11/12/2025
In the past two days, I have been asked by two different customers about the 50 year mortgage proposal floated by the administration. So without going into the politics, let just look at the facts and math of a 50 year fixed mortgage.
For historical context, a 40 year mortgage was previously tried. There was even a 40 year mortgage, where the first 10 years was interest-only. This meant that after 10 years, the principal balance was the same but then you had the payments increase to include the principal for another 30 years. Needless to say, neither or these options were widely used and did not catch on.
Here is what the math looks like for a 50 year mortgage: If you were to take out a $300,000 mortgage today at a 6.25% interest rate, the principal and interest portion of the payment would be $1847.15 (this does not include escrows for taxes, homeowner's insurance, or mortgage insurance). If you were also able to take out a 50 year mortgage at the same interest rate as the 30 year, the payment would go down to $1634.92, which is only about $212.23 less per month. However, on the 30 year fixed if you just make the minimum payments over the life of the loan, the total amount of interest charged would be $364,975, but on the 50 year it would be $680,952, almost double the amount of interest. You would also be much slower to increase the equity in the home because that $212.23 difference is going straight towards principal. Also, keep in mind the interest rate for a 50 year term would more than likely be higher than a 30 year, which makes the monthly payment savings lower, and the lifetime difference in interest higher.

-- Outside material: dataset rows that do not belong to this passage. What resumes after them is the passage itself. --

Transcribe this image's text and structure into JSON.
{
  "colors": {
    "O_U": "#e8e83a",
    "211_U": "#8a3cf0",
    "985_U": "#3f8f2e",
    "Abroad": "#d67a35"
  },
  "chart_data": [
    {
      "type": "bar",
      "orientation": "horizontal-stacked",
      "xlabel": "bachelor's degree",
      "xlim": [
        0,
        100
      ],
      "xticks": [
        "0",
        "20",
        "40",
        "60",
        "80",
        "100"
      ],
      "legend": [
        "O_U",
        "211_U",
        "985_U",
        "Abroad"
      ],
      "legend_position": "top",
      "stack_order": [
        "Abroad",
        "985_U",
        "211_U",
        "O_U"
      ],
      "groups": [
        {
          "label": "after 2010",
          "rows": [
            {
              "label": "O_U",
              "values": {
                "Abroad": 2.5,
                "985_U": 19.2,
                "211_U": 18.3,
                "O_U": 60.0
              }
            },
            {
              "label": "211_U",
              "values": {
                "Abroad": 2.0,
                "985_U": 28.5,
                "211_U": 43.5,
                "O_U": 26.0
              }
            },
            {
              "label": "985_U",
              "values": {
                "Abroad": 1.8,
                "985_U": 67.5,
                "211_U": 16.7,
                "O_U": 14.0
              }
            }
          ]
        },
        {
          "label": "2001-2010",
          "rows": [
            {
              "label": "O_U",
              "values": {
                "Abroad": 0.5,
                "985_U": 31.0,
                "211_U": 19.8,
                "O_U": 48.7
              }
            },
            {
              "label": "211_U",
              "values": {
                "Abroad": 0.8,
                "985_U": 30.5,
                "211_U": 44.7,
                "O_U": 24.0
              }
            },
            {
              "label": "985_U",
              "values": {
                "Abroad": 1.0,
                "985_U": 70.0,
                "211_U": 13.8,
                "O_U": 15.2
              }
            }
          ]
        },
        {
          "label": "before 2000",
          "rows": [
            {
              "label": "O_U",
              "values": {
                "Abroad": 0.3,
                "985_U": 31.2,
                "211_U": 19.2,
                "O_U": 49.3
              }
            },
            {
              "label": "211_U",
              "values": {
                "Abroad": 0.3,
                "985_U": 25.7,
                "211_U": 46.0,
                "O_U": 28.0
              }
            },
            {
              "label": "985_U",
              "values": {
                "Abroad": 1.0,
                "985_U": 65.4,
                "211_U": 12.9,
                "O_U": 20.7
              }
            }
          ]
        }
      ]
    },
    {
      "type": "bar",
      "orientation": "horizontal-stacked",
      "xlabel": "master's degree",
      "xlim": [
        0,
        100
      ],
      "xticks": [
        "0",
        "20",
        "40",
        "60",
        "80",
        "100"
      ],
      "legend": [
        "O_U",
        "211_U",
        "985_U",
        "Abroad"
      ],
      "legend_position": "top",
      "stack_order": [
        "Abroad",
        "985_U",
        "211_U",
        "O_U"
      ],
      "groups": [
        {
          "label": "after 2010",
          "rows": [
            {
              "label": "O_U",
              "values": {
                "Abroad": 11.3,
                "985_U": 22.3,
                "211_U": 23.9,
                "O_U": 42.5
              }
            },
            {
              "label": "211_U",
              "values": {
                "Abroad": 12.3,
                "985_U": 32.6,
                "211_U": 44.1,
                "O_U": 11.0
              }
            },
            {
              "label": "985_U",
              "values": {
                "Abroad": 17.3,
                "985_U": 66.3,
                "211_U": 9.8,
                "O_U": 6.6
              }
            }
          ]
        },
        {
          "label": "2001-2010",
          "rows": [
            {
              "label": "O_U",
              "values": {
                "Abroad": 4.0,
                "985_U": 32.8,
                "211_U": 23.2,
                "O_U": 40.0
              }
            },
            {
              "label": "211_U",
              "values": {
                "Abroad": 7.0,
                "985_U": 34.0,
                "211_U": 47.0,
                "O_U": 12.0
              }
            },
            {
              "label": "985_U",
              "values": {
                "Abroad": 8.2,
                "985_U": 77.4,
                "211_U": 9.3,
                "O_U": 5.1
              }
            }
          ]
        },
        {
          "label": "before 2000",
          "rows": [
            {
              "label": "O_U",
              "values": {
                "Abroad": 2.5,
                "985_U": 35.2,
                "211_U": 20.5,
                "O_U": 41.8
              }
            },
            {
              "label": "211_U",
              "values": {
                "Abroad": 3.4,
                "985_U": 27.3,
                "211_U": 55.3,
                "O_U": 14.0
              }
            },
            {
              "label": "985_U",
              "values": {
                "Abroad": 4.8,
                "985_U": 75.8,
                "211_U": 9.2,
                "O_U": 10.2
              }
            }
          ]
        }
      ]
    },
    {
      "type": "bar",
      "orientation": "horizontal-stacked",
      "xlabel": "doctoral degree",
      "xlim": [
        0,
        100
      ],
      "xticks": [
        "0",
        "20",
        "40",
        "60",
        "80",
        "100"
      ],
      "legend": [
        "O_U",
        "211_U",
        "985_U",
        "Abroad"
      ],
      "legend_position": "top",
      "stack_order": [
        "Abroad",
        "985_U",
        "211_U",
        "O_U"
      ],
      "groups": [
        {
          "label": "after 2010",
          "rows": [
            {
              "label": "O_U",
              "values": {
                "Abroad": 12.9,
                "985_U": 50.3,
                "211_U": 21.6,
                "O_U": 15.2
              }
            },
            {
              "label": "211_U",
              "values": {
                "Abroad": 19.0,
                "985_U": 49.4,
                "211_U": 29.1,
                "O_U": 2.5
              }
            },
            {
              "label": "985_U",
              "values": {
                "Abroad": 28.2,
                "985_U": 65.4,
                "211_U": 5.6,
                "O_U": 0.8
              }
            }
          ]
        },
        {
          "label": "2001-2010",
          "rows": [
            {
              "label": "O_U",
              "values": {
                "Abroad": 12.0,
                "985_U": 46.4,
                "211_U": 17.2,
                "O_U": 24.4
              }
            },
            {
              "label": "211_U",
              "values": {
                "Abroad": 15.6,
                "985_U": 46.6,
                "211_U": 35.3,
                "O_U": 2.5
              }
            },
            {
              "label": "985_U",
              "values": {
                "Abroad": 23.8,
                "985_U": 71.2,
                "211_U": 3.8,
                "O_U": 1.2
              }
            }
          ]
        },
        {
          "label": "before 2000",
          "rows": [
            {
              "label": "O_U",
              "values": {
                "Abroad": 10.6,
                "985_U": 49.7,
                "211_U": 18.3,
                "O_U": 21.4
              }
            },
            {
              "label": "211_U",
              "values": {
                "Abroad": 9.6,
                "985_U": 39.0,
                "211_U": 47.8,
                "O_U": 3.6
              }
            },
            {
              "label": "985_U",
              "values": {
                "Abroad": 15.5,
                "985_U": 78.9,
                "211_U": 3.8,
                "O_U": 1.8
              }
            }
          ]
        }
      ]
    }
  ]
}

The reason that this 50 year mortgage was floated was because there is an issue with home affordability at this time, caused by inflation, rising prices, and higher interest rates. Since the 2008 recession, new home construction has not meet the needs of our increasing population. This is a situation of the supply is not meeting the demand. Economics 101 teaches you that if you have scarcity of supply and higher demand, prices will rise. If payments were lowered by offering a longer term, or by lowering interest rates, it would further increase the demand side of the equation as more people would become eligible to purchase, but not help the supply side. There needs to be supply-side solutions to housing affordability, which is a post for another time. For now, a 50 year fixed option is not the right solution for housing affordability.